Saturday, January 3, 2009

Why Consumer Report's Loudspeaker Accuracy Scores Are Not Accurate

For over 35 years, Consumer Reports magazine recommended loudspeakers to consumers based on what many audio scientists believe to be a flawed loudspeaker test methodology. Each loudspeaker was assigned an accuracy score related to the "flatness" of its sound power response measured in 1/3-octave bands. Consumers Union (CU) - the organization behind Consumer Reports - asserted that the sound power best predicts how good the loudspeaker sounds in a typical listening room. Until recently, this assertion had never been formally tested or validated in a published scientific study.
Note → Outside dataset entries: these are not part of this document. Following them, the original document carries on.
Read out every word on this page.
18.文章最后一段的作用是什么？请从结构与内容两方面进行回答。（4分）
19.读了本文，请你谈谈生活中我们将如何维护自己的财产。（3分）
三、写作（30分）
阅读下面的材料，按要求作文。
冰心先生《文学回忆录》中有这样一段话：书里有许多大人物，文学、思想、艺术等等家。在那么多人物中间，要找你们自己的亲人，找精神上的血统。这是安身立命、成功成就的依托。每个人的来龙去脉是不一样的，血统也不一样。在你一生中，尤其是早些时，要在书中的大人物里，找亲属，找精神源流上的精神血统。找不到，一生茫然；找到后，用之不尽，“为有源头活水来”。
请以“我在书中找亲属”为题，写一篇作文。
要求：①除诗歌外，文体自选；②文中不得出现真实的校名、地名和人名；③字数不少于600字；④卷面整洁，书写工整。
In 2004, the author conducted a study designed to address following question: "Does the CU loudspeaker model accurately predict listeners' loudspeaker preference ratings?" (see Reference 1). A sample of 13 different loudspeaker models reviewed in the 2001 August edition of Consumer Reports was selected for the study. Over the course of several months, the 13 loudspeakers were subjectively evaluated by a panel of trained listeners in a series of controlled, double-blind listening tests. Comparative judgments were made among different groups of 4 speakers at a time using four different music programs. Loudspeaker positional biases were eliminated via an automated speaker shuffler. To control loudspeaker context effects, a balanced test design was used so that each loudspeaker was compared against the other 12 loudspeaker models, an equal number of times. This produced a total of 2,912 preference, distortion and spectral balance ratings, in addition to 2,138 comments.
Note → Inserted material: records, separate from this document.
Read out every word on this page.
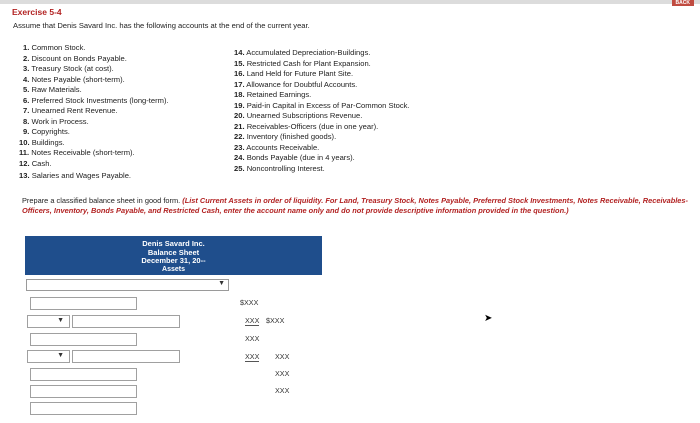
BACK
Exercise 5-4
Assume that Denis Savard Inc. has the following accounts at the end of the current year.
1. Common Stock.
2. Discount on Bonds Payable.
3. Treasury Stock (at cost).
4. Notes Payable (short-term).
5. Raw Materials.
6. Preferred Stock Investments (long-term).
7. Unearned Rent Revenue.
8. Work in Process.
9. Copyrights.
10. Buildings.
11. Notes Receivable (short-term).
12. Cash.
13. Salaries and Wages Payable.
14. Accumulated Depreciation-Buildings.
15. Restricted Cash for Plant Expansion.
16. Land Held for Future Plant Site.
17. Allowance for Doubtful Accounts.
18. Retained Earnings.
19. Paid-in Capital in Excess of Par-Common Stock.
20. Unearned Subscriptions Revenue.
21. Receivables-Officers (due in one year).
22. Inventory (finished goods).
23. Accounts Receivable.
24. Bonds Payable (due in 4 years).
25. Noncontrolling Interest.
Prepare a classified balance sheet in good form. (List Current Assets in order of liquidity. For Land, Treasury Stock, Notes Payable, Preferred Stock Investments, Notes Receivable, Receivables-Officers, Inventory, Bonds Payable, and Restricted Cash, enter the account name only and do not provide descriptive information provided in the question.)
Denis Savard Inc.
Balance Sheet
December 31, 20--
Assets
▼
$XXX
▼	XXX $XXX
XXX
▼	XXX XXX
XXX
XXX
➤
The above graph plots the mean listener loudspeaker preference rating and 95% confidence intervals (blue circles), and the corresponding CU predicted accuracy score (red squares) for each of the 13 loudspeakers. The agreement between the listener preference and CU accuracy scores is very poor, indeed; in fact, the correlation between the two sets of ratings is actually negative (r = -.22) and statistically insignificant (p = 0.46). The most preferred loudspeaker in the test group (loudspeaker 1) actually received the lowest CU accuracy score (76). Conversely, some of the least preferred loudspeakers (e.g. loudspeakers 9 and 10) received the highest CU accuracy scores. In conclusion, the CU accuracy scores do not accurately predict listeners' loudspeaker preference ratings. Since this study was published, CU has begun to reevaluate their loudspeaker testing methods. Hopefully, their new rating system will more accurately predict the perceived sound quality of loudspeakers in a typical listening room.

In the next installment of this article, I will explain why the CU loudspeaker model failed to accurately predict listeners' loudspeaker preferences, and show some new models that work much better in this regard.
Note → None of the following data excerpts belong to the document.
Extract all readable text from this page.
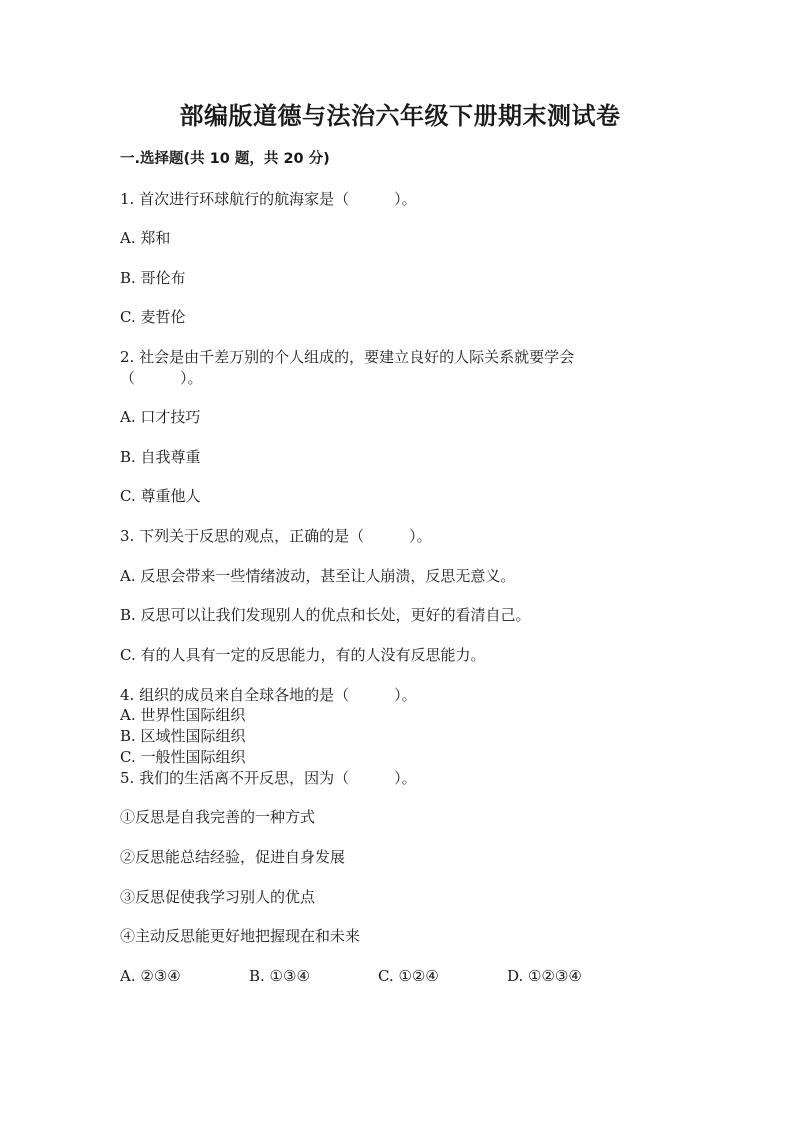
部编版道德与法治六年级下册期末测试卷
一.选择题(共 10 题，共 20 分)
1. 首次进行环球航行的航海家是（　　　）。
A. 郑和
B. 哥伦布
C. 麦哲伦
2. 社会是由千差万别的个人组成的，要建立良好的人际关系就要学会
（　　　）。
A. 口才技巧
B. 自我尊重
C. 尊重他人
3. 下列关于反思的观点，正确的是（　　　）。
A. 反思会带来一些情绪波动，甚至让人崩溃，反思无意义。
B. 反思可以让我们发现别人的优点和长处，更好的看清自己。
C. 有的人具有一定的反思能力，有的人没有反思能力。
4. 组织的成员来自全球各地的是（　　　）。
A. 世界性国际组织
B. 区域性国际组织
C. 一般性国际组织
5. 我们的生活离不开反思，因为（　　　）。
①反思是自我完善的一种方式
②反思能总结经验，促进自身发展
③反思促使我学习别人的优点
④主动反思能更好地把握现在和未来
A. ②③④	B. ①③④	C. ①②④	D. ①②③④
Updated 1/5/2009: Today, I was contacted by Consumer Reports who informed me that since 2006 they no longer publish loudspeaker reviews based on their sound power model that I tested in 2004. I was told their new model for predicting loudspeaker sound quality uses a combination of sound power and other analytics to better characterize what the listener hears in a room. In this regard, it is similar to the predictive model I developed, which I will discuss in an upcoming blog posting.


[1] Sean E. Olive, "A Multiple Regression Model for Predicting Loudspeaker Preferences using Objective Measurements: Part 1 -Listening Test Results," presented at the 116th AES Convention, May 2004.


  1. Interesting.

    What would be nice is to first show that these trained listeners are good enough to replicate the CU measurements, THEN to establish that is not the same as "preference" as demonstrated above.

    Frankly, as I renew my acquaintance with this literature... I am wondering if the training "taught" the panel to like a certain kind of sound?


  2. Hi Ben,

    I don't quite understand your first statement. The CU accuracy ratings are based on acoustical measurements made in an anechoic chamber; they are not perceptual measurements based on listening tests. So we cannot test whether our listeners can replicate the CU measurements since one is a perceptual measurement and the other is an acoustical measurement.

    We test our trained listeners against untrained listeners from time to time, and find they are not "biased" towards a certain sound. The trained listeners have similar loudspeaker preferences as a group of 300+ untrained listeners as documented in this study.


  3. I just saw your 'show' up around Boston and was searching for the original Consumer Reports ratings from back then. Is this something you'd care to help a brother out with? :)

    signed: -5

  4. Hi Anonymous
    The original source of CR ratings for the speakers in my paper came from Consumer Reports Magazine:

    "Small Boxes, big sound”, Consumer Reports, pp. 33-37, (Aug. 2001)."

    You may be able to find in at the CR website

  5. Correct me if I am wrong. Harnan tests a single speaker in mono and on-axis to the listener. How is this a real world representation of a consumer listening experience?